Eine kurze Pause, dann: »Ach ja, das. Ich habe Ihre Nummer von Madame Beaufort. Sie haben Ihren Sohn unterrichtet.«

»Ja, das stimmt.«

Als Nachhilfelehrerin verdiene ich mir hin und wieder etwas dazu – Pascal Beaufort im letzten Jahr war ein recht schwerer Fall.

»Gut. Meine Tochter Eliane ist sechzehn und braucht Unterstützung bis zum Baccalauréat. Können Sie das leisten?«

»Ja sicher, ich …«

»Dann kommen Sie am Montag um fünfzehn Uhr für ein erstes Gespräch vorbei.«

Seine bestimmende Art nervt mich, aber ich kann jeden Cent gebrauchen und montags arbeite ich nur bis halb zwei. Es gibt also keinen triftigen Grund, abzulehnen.

»Einverstanden. Treffen wir uns bei Ihnen?«

»Selbstverständlich.« Er sagt das in einem Ton, als sei es eine Zumutung von mir, auch nur daran zu denken, dass er sich meinetwegen woanders hinbegeben könnte. Kurz angebunden nennt er mir seine Adresse und ich kippe fast hintenüber vom Bett. Belard-sur-Mer, die Stadt, in der ich lebe, zerfällt in vier Teile. Da gibt es einmal das Quartier Sud. Es ist geprägt von vielstöckigen Menschenverwahranstalten aus Stahlbeton, auch Hochhäuser genannt, und einem immerwährenden Geruch nach Frittierfett und Gras. Dort scheint die Cote d’Azur so weit entfernt wie der Mond und dort bin ich zu Hause. Der Campus, zu dem neben den Hörsälen und Verwaltungsgebäuden das große Studentenwohnheim gehört, grenzt direkt daran, wirkt aber so wenig dazugehörig wie der Nerd zu den Schlägertypen in einer Klasse. In der Innenstadt finden sich Klamottengeschäfte, Bioläden, der Apple-Store und Wohnungen für Besserverdienende. Und dann sind da noch das Meer und die Menschen, die sich seine Nähe leisten können. Mit eigenen Strandabschnitten, Villen, Gärten und einer Sonne, die heller zu strahlen scheint als über dem Rest der Stadt. Dort lebt Monsieur Carnaud. Kein Wunder, dass er so unhöflich ist. Dieser Mann muss sich nicht mehr anstrengen.

»Also Montag um fünfzehn Uhr, Mademoiselle?«

»Sicher. Möchten Sie Referenzen sehen?«

»Nicht nötig. Ich kenne Pascal. Dass Sie dieser tauben Nuss zu guten Noten verhelfen konnten, ist mir Referenz genug.«

»Dann bis …«

Er hat einfach aufgelegt.

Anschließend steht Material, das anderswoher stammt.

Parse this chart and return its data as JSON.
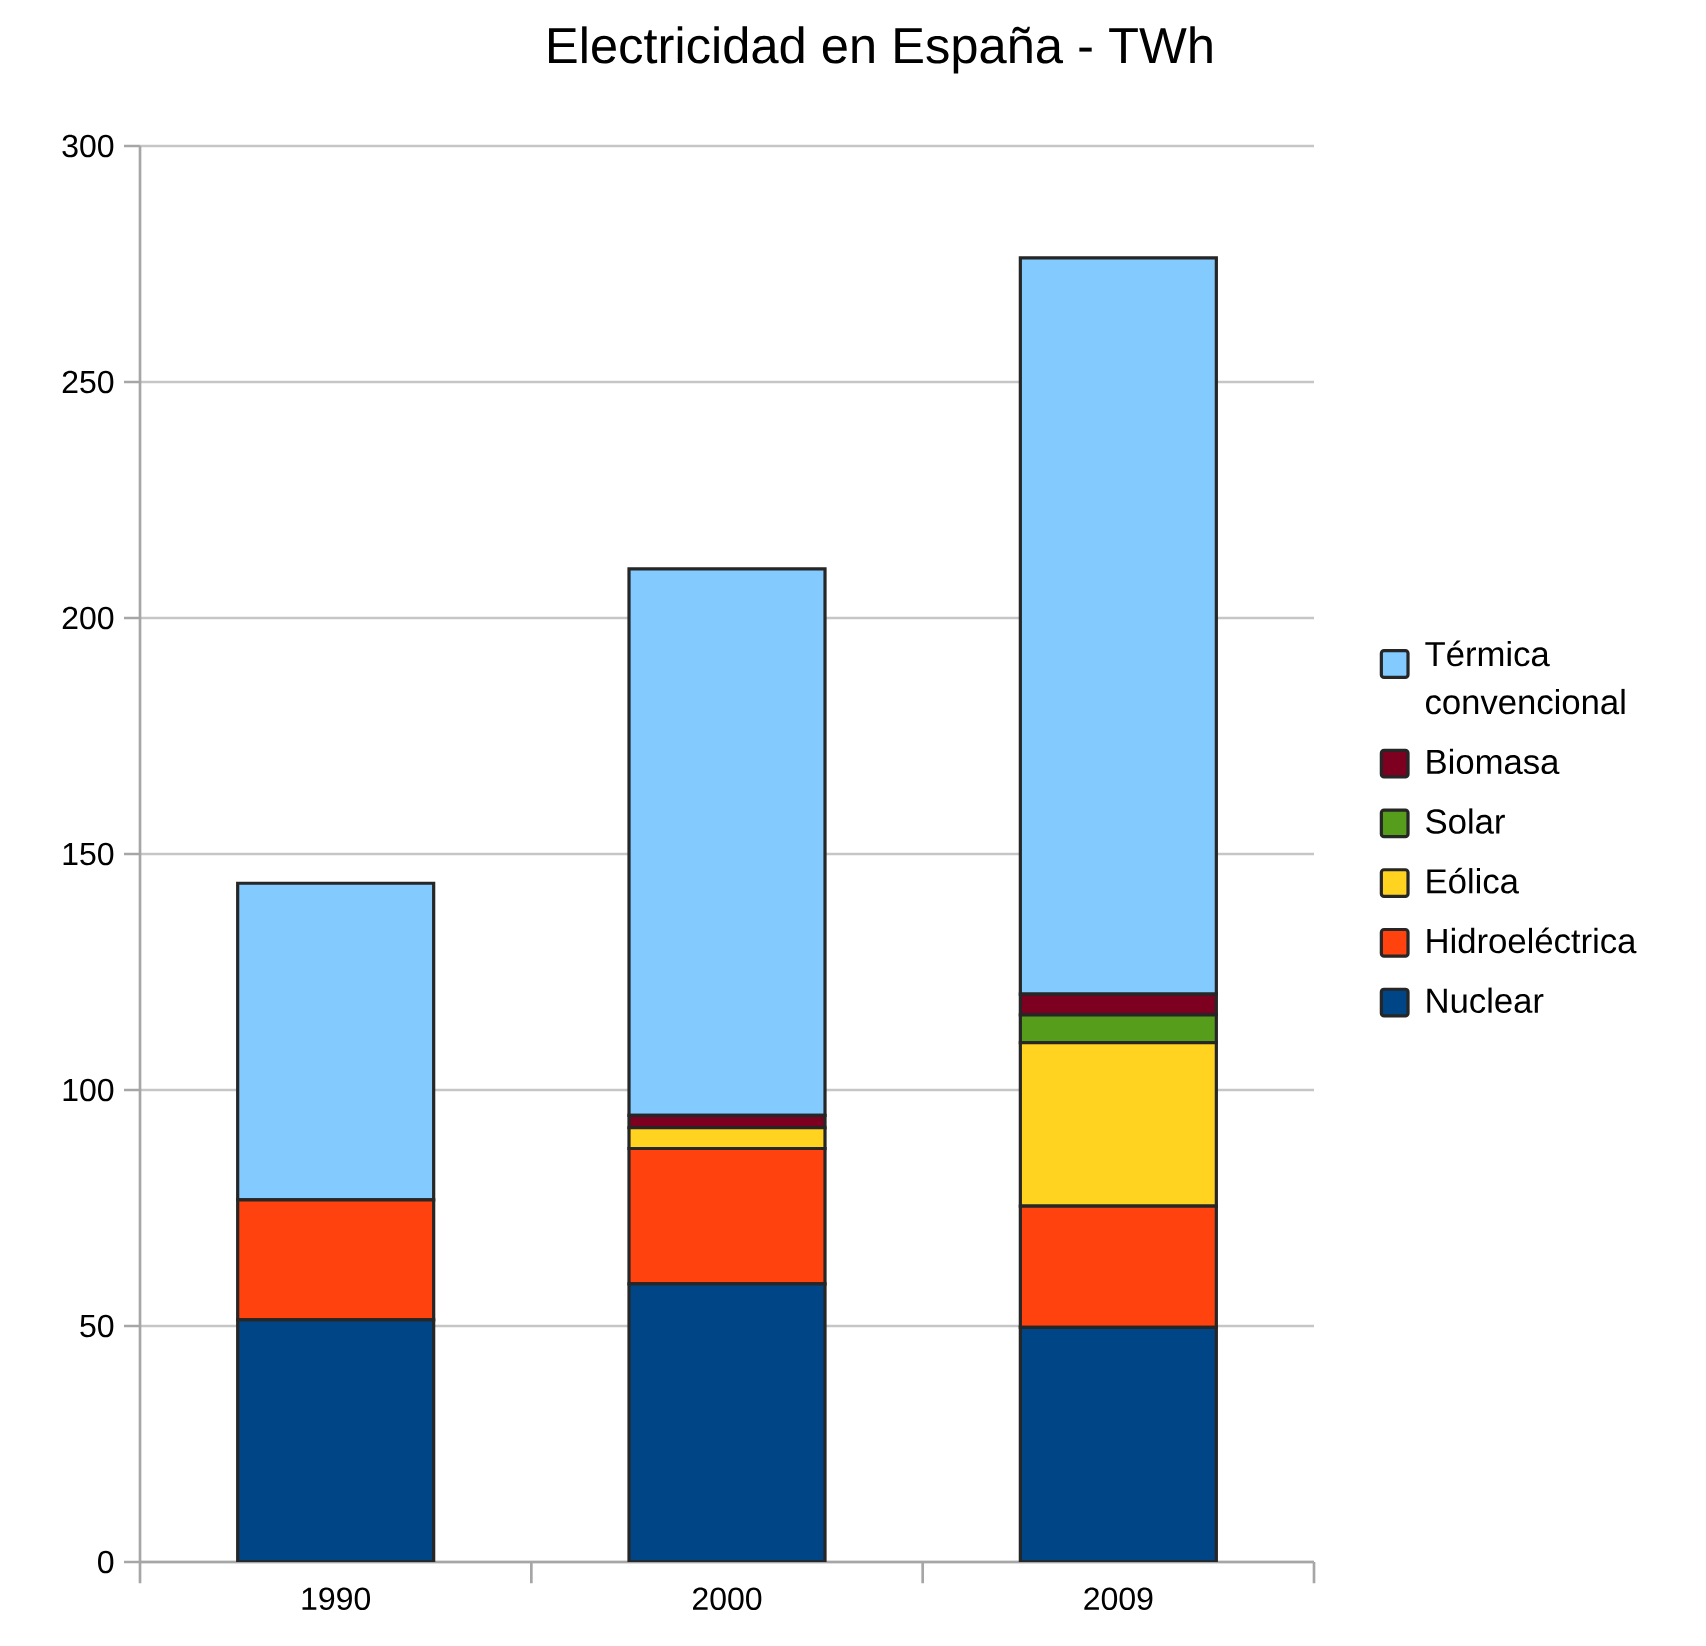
{
  "chart_data": {
    "type": "bar",
    "title": "Electricidad en España - TWh",
    "stacked": true,
    "categories": [
      "1990",
      "2000",
      "2009"
    ],
    "series": [
      {
        "name": "Nuclear",
        "color": "#004586",
        "values": [
          51.3,
          58.9,
          49.7
        ]
      },
      {
        "name": "Hidroeléctrica",
        "color": "#ff420e",
        "values": [
          25.4,
          28.7,
          25.7
        ]
      },
      {
        "name": "Eólica",
        "color": "#ffd320",
        "values": [
          0,
          4.4,
          34.6
        ]
      },
      {
        "name": "Solar",
        "color": "#579d1c",
        "values": [
          0,
          0,
          5.9
        ]
      },
      {
        "name": "Biomasa",
        "color": "#7e0021",
        "values": [
          0,
          2.6,
          4.4
        ]
      },
      {
        "name": "Térmica convencional",
        "color": "#83caff",
        "values": [
          67.1,
          115.8,
          156.0
        ]
      }
    ],
    "ylim": [
      0,
      300
    ],
    "yticks": [
      0,
      50,
      100,
      150,
      200,
      250,
      300
    ],
    "grid": "y",
    "legend": "right"
  }
}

Natürlich. Ich lege mich hin und schließe die Augen, sehe das Meer vor mir, den Strand und eine Villa, die sich wie ein Vogelnest an die roten Steilklippen schmiegt. Dort lebt in meiner Vorstellung Monsieur Carnaud mit der kalten Stimme.

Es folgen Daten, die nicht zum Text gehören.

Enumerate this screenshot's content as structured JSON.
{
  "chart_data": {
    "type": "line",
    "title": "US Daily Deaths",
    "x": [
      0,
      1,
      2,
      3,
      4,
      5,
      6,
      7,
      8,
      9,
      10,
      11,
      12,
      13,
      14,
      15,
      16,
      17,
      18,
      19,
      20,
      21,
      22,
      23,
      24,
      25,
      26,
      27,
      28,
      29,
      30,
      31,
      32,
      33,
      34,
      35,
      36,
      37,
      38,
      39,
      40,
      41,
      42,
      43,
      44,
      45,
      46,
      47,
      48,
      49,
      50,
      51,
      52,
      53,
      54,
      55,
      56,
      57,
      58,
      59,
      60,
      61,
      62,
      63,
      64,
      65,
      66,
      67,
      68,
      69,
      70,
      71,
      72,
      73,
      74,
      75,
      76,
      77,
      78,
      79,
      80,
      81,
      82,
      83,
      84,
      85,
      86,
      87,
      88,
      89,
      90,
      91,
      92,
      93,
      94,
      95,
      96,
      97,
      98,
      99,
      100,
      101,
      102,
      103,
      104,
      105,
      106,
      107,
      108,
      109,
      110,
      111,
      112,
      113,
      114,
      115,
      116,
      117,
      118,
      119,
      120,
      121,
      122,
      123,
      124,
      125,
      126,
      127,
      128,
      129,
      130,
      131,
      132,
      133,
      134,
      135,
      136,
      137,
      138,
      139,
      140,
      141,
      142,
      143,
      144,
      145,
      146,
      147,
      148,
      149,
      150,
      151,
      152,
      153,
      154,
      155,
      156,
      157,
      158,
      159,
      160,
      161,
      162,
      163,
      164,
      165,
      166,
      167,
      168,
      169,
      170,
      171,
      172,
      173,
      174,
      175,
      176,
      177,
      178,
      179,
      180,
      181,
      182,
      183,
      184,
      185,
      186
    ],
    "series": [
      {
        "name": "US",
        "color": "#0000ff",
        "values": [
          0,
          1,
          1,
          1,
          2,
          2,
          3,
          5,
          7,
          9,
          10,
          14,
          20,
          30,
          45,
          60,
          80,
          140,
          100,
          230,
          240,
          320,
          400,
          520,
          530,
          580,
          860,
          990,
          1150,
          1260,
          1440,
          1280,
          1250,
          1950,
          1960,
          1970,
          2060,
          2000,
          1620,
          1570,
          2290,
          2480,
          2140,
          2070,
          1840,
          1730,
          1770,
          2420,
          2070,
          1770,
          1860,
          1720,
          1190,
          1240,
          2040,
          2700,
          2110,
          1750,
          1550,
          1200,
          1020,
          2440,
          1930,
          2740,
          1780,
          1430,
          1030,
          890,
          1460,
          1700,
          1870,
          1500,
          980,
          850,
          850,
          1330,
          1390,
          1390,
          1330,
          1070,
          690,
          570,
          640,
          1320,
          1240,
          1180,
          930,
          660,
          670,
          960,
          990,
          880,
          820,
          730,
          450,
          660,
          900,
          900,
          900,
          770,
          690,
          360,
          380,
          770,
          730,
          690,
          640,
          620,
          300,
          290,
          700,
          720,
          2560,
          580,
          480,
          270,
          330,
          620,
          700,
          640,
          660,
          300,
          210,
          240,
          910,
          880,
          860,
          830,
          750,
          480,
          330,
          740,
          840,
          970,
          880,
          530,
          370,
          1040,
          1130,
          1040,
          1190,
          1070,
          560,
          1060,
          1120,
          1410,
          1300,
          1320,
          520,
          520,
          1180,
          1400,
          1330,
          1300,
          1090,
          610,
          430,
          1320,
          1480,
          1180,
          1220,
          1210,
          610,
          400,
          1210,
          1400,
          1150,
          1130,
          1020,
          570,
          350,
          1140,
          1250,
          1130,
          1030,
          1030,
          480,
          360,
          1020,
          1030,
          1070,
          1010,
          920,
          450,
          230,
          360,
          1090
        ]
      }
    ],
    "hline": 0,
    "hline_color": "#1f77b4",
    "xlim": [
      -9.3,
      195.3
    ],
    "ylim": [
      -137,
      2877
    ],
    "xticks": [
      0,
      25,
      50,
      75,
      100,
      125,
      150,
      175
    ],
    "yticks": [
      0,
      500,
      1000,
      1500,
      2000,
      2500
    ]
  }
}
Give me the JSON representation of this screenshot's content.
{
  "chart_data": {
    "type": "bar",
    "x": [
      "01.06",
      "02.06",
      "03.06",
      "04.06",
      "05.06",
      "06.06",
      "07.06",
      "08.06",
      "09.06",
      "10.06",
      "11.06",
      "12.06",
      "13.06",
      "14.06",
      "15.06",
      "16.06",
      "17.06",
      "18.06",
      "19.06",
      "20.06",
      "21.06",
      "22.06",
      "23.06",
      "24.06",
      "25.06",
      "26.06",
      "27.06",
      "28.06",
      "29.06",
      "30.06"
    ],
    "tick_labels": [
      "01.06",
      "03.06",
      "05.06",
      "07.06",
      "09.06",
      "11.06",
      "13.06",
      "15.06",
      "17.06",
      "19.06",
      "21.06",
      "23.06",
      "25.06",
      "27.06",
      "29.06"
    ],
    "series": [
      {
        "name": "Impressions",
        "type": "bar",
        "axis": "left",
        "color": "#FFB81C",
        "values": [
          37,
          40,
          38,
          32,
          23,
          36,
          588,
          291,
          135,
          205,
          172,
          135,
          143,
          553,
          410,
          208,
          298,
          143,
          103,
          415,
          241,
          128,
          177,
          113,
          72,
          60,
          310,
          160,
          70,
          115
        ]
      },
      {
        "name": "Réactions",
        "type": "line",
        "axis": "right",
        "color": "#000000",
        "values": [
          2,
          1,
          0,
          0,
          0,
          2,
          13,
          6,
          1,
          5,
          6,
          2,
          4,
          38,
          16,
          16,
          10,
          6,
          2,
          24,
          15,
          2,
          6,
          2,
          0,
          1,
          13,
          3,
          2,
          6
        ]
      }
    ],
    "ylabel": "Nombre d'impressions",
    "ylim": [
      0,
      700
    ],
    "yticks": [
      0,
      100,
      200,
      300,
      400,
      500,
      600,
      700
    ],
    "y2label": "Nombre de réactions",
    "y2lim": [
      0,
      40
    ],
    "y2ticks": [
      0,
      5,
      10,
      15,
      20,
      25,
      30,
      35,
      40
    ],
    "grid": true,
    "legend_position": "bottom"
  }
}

2 Er wird schon nicht beißen

»Soll ich wirklich hingehen?«

»Warum nicht? Was kann dir denn passieren?« Florine zündet ihre zweite ›nach der Arbeit‹-Zigarette an der Kippe der ersten an. »Er wird schon nicht beißen. Und wenn doch – wer sagt, dass es dir nicht gefällt.« Augenzwinkernd stößt sie mir ihren Ellenbogen in die Rippen.

»Mann Flo! Es gibt Wichtigeres im Leben als Sex.«

»Das würde ich dir eher glauben, wenn du welchen hättest. Aber du weißt gar nicht mehr, wovon du redest.«

Es ist kurz nach zwei. Allmählich muss ich mich auf den Weg machen, will ich pünktlich bei Monsieur Carnaud erscheinen. Trotz seiner Ablehnung habe ich drei Beurteilungen von früheren Nachhilfestellen und einen Lebenslauf eingepackt. Ich will einen professionellen und vorbereiteten Eindruck machen.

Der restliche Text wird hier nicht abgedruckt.